There are two things that have made J much easier over the years than the tantrumming, eloping, non-stop mischief-making child he once was. One is the ever greater impulse control that has come, mercifully, with his maturing brain. The other is that his self-interest is increasingly aligned with ours. At long last, he's realized that the adults around him have his best interests at heart. At long last, he sees that it pays off to behave well and do his homework.
Like many teenage boys, he still resists bucking down and getting things done, particularly in subjects he doesn't like. Even in preferred subjects like math and chemistry, he can be overconfident and decide not to study, or fail to read (or understand) the directions. And when he performs poorly, he prefers to throw out his work and pretend that nothing happened rather than to let us know and seek help.
But lately I've been seeing things I never thought I'd see. For example, J, after just one request from me, going to his backpack, getting out what he needs, sitting down at the dining room table, and completing an assignment--on his own. Or this in-class assignment for English class that he appears also to have completed independently:
The things that get people to change is when they learn something new, new things get invented, or when there are new things happening. For example, when the printing press was invented, people don't have to keep writing the book over and over again.
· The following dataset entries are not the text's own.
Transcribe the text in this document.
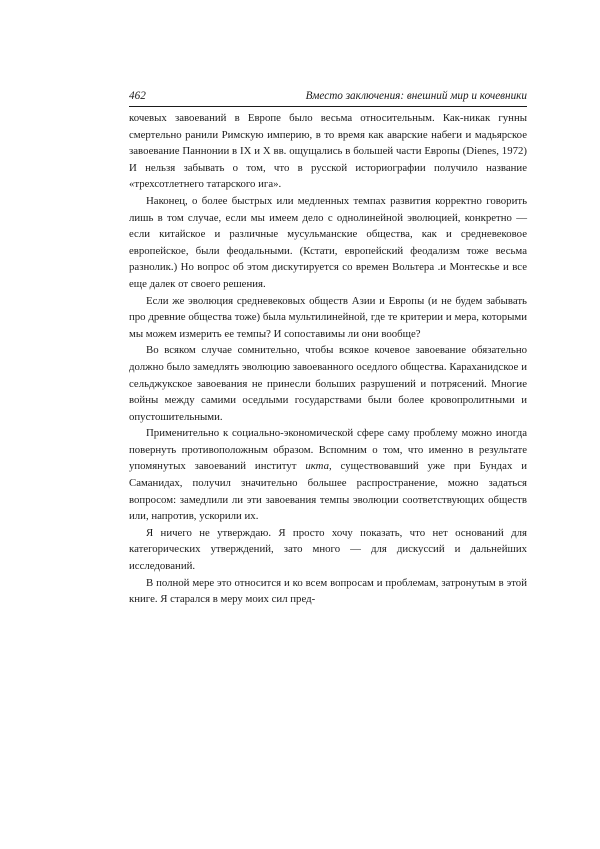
462	Вместо заключения: внешний мир и кочевники

кочевых завоеваний в Европе было весьма относительным. Как-никак гунны смертельно ранили Римскую империю, в то время как аварские набеги и мадьярское завоевание Паннонии в IX и X вв. ощущались в большей части Европы (Dienes, 1972) И нельзя забывать о том, что в русской историографии получило название «трехсотлетнего татарского ига».

Наконец, о более быстрых или медленных темпах развития корректно говорить лишь в том случае, если мы имеем дело с однолинейной эволюцией, конкретно — если китайское и различные мусульманские общества, как и средневековое европейское, были феодальными. (Кстати, европейский феодализм тоже весьма разнолик.) Но вопрос об этом дискутируется со времен Вольтера .и Монтескье и все еще далек от своего решения.

Если же эволюция средневековых обществ Азии и Европы (и не будем забывать про древние общества тоже) была мультилинейной, где те критерии и мера, которыми мы можем измерить ее темпы? И сопоставимы ли они вообще?

Во всяком случае сомнительно, чтобы всякое кочевое завоевание обязательно должно было замедлять эволюцию завоеванного оседлого общества. Караханидское и сельджукское завоевания не принесли больших разрушений и потрясений. Многие войны между самими оседлыми государствами были более кровопролитными и опустошительными.

Применительно к социально-экономической сфере саму проблему можно иногда повернуть противоположным образом. Вспомним о том, что именно в результате упомянутых завоеваний институт икта, существовавший уже при Бундах и Саманидах, получил значительно большее распространение, можно задаться вопросом: замедлили ли эти завоевания темпы эволюции соответствующих обществ или, напротив, ускорили их.

Я ничего не утверждаю. Я просто хочу показать, что нет оснований для категорических утверждений, зато много — для дискуссий и дальнейших исследований.

В полной мере это относится и ко всем вопросам и проблемам, затронутым в этой книге. Я старался в меру моих сил пред-
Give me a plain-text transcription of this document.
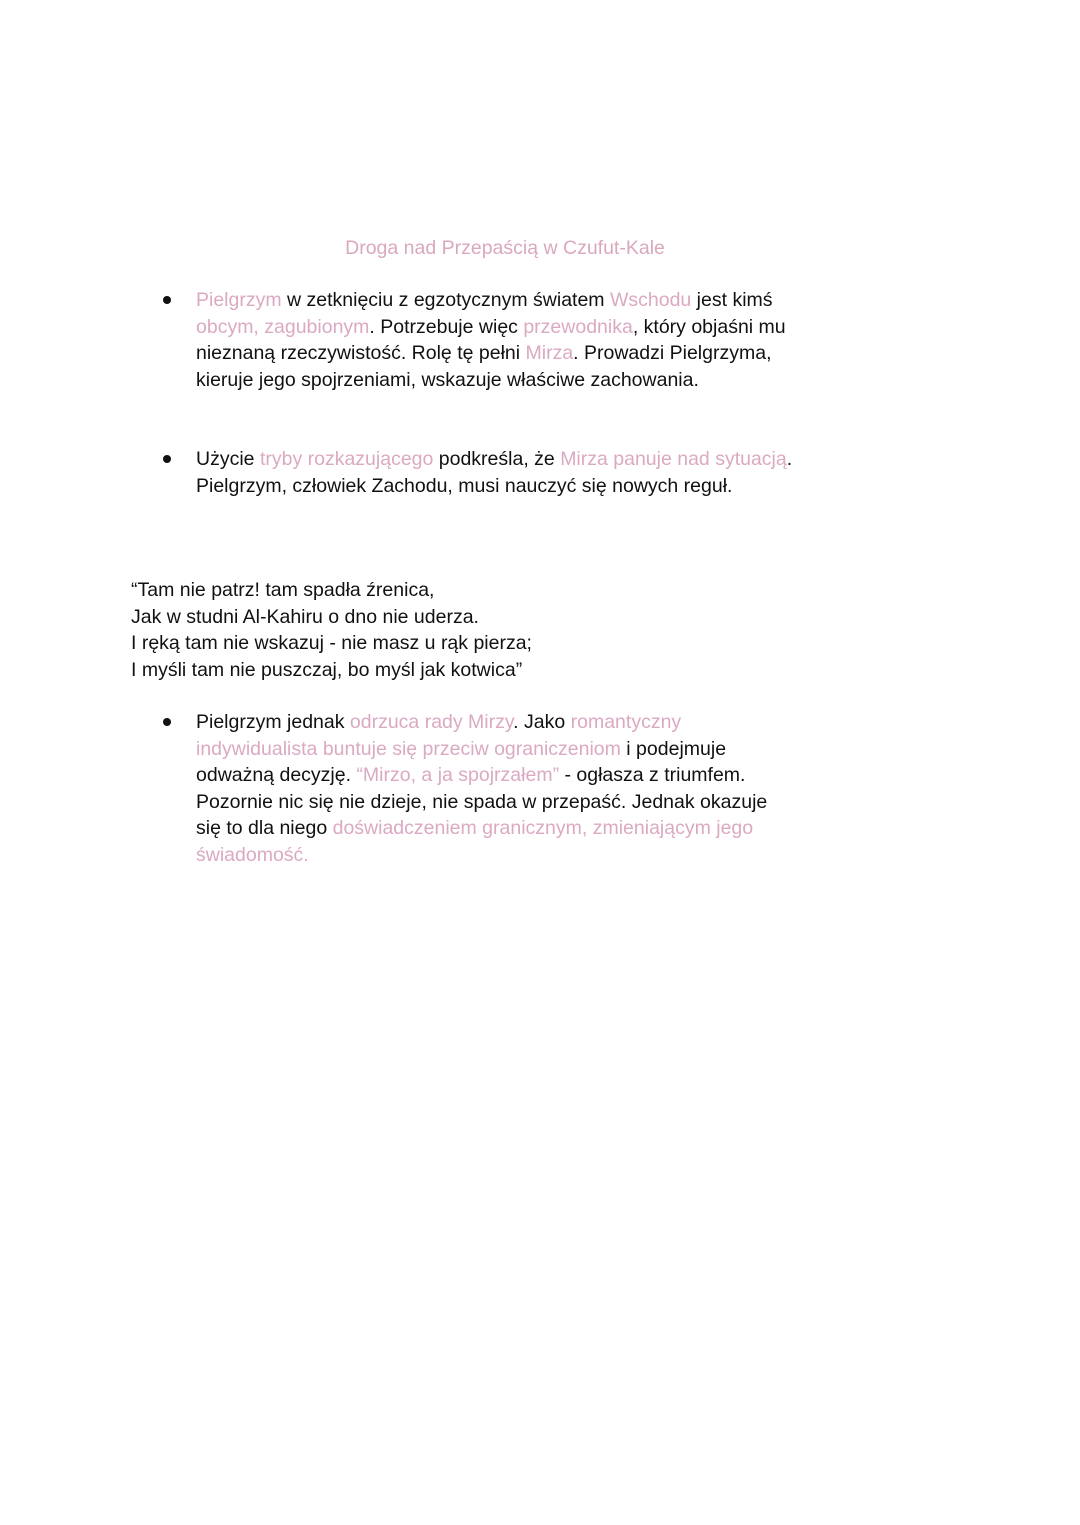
Droga nad Przepaścią w Czufut-Kale
Pielgrzym w zetknięciu z egzotycznym światem Wschodu jest kimś obcym, zagubionym. Potrzebuje więc przewodnika, który objaśni mu nieznaną rzeczywistość. Rolę tę pełni Mirza. Prowadzi Pielgrzyma, kieruje jego spojrzeniami, wskazuje właściwe zachowania.
Użycie tryby rozkazującego podkreśla, że Mirza panuje nad sytuacją. Pielgrzym, człowiek Zachodu, musi nauczyć się nowych reguł.
“Tam nie patrz! tam spadła źrenica,
Jak w studni Al-Kahiru o dno nie uderza.
I ręką tam nie wskazuj - nie masz u rąk pierza;
I myśli tam nie puszczaj, bo myśl jak kotwica”
Pielgrzym jednak odrzuca rady Mirzy. Jako romantyczny indywidualista buntuje się przeciw ograniczeniom i podejmuje odważną decyzję. “Mirzo, a ja spojrzałem” - ogłasza z triumfem. Pozornie nic się nie dzieje, nie spada w przepaść. Jednak okazuje się to dla niego doświadczeniem granicznym, zmieniającym jego świadomość.
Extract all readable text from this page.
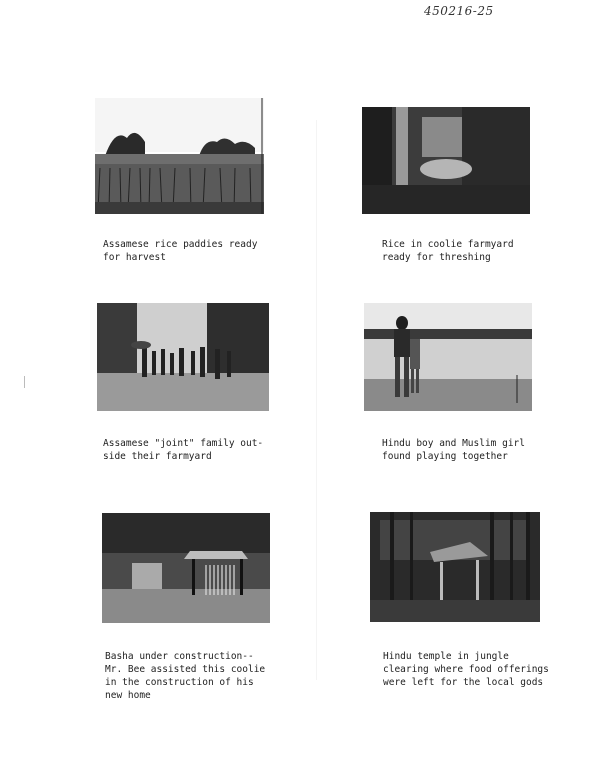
450216-25
Assamese rice paddies ready
for harvest
Rice in coolie farmyard
ready for threshing
Assamese "joint" family out-
side their farmyard
Hindu boy and Muslim girl
found playing together
Basha under construction--
Mr. Bee assisted this coolie
in the construction of his
new home
Hindu temple in jungle
clearing where food offerings
were left for the local gods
When the train was invented, people get from one place to another faster. Because horses don't go fast enough, and sometimes need some rest. And when the airplane was invented, people can just go from 1 country to another in hours.
When I move from 1 house to another, I started going somewhere near my house instead of my old house, and started going to a closer store. And I started going to the park near my house.
I used to climb on the chair to change the speeds or fix a wrong direction of ceiling fans in houses. But when I started growing taller, I don't have to stand on chairs nearly as much to change the speeds or fix a wrong direction.
When I learned about the wii, and first play wii in someone else's house, I started making money to try to get a wii. I still don't have enough money to buy a wii, and I really want to buy a wii. I need $200 dollars now.I discovered this assignment at the bottom of his backpack, all crumpled up. He got a 75 on it and probably intended to throw it away. I'm glad he didn't. Though I'm not sure what the prompt was, this is one of the most extended, sincere "reflections" J's ever written. Mixed in, of course, are some falsehoods--but only a couple of them this time.